Eight Billion Dollars
Upfront on a Handshake

Television buyers and sellers are not embarrassed by this commercial malpractice. Far from it. They exult in the informal nature of the TV marketplace. Eight billion dollars upfront on a handshake. Wow! They point-out that it is the relationship, the trust and the unwritten rules of what is and what is not done that makes the business work. To my wife it sounds a lot like dealing with Tony Soprano.

But the absence of a signed contract is parsley. The red-meat issue is “how did the negotiation actually proceed?” Buyers and sellers start many dollars apart. Negotiation is give-and-take. What was given and what was taken?

Few advertisers, whose money is being spent, have a clue. In those frantic hours of negotiation, their agency may have traded away day parts, programs, days of the week, weekly scheduling, cancellation protection -- none of them trivial chips -- to arrive at a CPM acceptable to the advertiser.

Without questioning the outcome, financial people might ask, “how did we get here?” Where is the paper trail from the initial offering to the final deal? Exactly what is it we gave up, why and when?

On the Back of an
Envelope

Not an unreasonable request for information -- except in television. In fact it’s hard to imagine a giant corporation spending millions on anything else and not getting those answers. But that is not the kind of information buyers are asked to provide.

The common practice of negotiating TV on the back of an envelope is is not limited to network and it is risky. In 1998, Miller Brewing sued Bates and Zenith Media Services for $6.9 million, plus damages, for spot TV under delivery.
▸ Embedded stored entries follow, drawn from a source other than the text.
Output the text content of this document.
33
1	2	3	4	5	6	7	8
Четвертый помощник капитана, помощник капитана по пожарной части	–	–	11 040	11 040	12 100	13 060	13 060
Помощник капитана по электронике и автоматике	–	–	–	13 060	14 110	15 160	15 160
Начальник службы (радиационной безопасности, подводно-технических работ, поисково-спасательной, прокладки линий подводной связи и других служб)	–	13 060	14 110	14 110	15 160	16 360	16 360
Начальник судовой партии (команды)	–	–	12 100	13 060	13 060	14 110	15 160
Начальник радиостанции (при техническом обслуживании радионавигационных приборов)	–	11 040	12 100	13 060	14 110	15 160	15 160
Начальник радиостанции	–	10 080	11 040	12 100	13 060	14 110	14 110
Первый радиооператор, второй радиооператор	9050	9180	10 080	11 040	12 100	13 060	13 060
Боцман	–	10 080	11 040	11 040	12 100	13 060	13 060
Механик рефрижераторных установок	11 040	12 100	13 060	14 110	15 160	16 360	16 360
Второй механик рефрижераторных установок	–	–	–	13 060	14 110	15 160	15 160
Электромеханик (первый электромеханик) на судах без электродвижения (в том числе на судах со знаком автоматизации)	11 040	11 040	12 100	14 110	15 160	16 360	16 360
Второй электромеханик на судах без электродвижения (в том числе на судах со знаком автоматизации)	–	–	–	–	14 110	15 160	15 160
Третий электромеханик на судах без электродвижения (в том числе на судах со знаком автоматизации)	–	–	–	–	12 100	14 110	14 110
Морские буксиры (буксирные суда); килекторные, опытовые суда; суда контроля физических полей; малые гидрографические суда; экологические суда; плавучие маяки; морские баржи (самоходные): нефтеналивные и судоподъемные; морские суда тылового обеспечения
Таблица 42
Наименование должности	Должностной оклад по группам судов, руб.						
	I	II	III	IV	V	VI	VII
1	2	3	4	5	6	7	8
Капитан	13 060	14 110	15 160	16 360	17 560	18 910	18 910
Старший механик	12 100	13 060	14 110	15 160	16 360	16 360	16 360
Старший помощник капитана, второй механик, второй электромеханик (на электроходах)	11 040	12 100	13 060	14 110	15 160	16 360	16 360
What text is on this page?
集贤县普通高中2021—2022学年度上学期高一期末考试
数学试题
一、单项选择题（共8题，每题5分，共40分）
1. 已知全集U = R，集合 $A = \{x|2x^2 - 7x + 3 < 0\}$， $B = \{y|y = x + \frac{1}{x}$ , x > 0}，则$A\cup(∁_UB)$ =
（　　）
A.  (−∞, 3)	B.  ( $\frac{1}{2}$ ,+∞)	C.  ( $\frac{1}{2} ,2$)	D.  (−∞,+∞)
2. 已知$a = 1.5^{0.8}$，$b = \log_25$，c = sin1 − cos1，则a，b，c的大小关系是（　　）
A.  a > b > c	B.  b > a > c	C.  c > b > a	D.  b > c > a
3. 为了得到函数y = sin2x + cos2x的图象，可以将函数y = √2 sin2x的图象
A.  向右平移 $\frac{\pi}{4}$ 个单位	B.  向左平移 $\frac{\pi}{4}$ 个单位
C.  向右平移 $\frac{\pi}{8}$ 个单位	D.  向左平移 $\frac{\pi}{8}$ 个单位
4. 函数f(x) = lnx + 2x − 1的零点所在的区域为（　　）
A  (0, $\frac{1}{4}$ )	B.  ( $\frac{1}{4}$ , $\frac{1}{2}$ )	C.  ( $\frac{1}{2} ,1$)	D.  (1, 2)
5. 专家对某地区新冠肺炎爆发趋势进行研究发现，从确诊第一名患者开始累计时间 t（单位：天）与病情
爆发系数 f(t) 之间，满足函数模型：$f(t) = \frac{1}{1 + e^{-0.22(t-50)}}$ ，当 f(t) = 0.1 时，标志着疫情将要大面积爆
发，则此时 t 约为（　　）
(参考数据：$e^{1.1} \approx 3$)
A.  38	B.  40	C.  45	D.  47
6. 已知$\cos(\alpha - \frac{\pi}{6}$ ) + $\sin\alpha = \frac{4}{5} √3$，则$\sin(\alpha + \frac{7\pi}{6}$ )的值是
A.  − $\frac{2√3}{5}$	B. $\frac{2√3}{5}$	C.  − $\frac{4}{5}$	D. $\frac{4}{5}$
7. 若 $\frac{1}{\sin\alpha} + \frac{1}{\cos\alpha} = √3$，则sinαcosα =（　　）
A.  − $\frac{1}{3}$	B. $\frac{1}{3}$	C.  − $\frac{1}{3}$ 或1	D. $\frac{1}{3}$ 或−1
Miller claimed the agencies had not used their best efforts to buy television at the lowest cost to Miller, although this was the contractual agreement. The suit was settled, but regardless of what actually happened, there was no paper trail, which might have allowed the agencies to claim they had made an honest effort.

An Open Market
for Television

In many ways an open market would be better than the one-on-one clandestine negotiations of today. Like Wall Street, it would give more buyers and sellers better information and a paper trail. It would probably result in lower television costs to advertisers. Open markets have done just that for other procurement.

That’s why the idea of an open “hedge market” in television, as proposed by Enron, the H.J. Heinz reverse auction for cable time and the general idea of Media E-Markets – online media exchanges where all buyers and all sellers can meet to set price – has created interest and opposition.

Big sellers are reluctant; claiming central exchanges will turn all of television into a “commodity.” But fear of commoditization, though real, is a diversion. Neither the TV networks nor the mega-media agencies are interested in an enabled open market for the same reason. It would cost them competitive advantage.

Why Give the Small
Guys Equal Access?

Why would a major television network with a battalion of sales-people covering clients across the country want to give smaller sellers equal access? And why would a major agency, with many buyers and contacts with all sellers want to give smaller agencies equal access?

No, the big guys like things as they are and the lowest price to advertisers is not the central issue to either party. There is no complicity here, simply shared interests. But the point is clear. At least an open market would let demand set price.

There are benefits in buyers and sellers getting to know each other well enough to keep things informal, but there are also best practices in business, which say, “Write it all down.”

If we do that, perhaps both parties will be willing to sign it.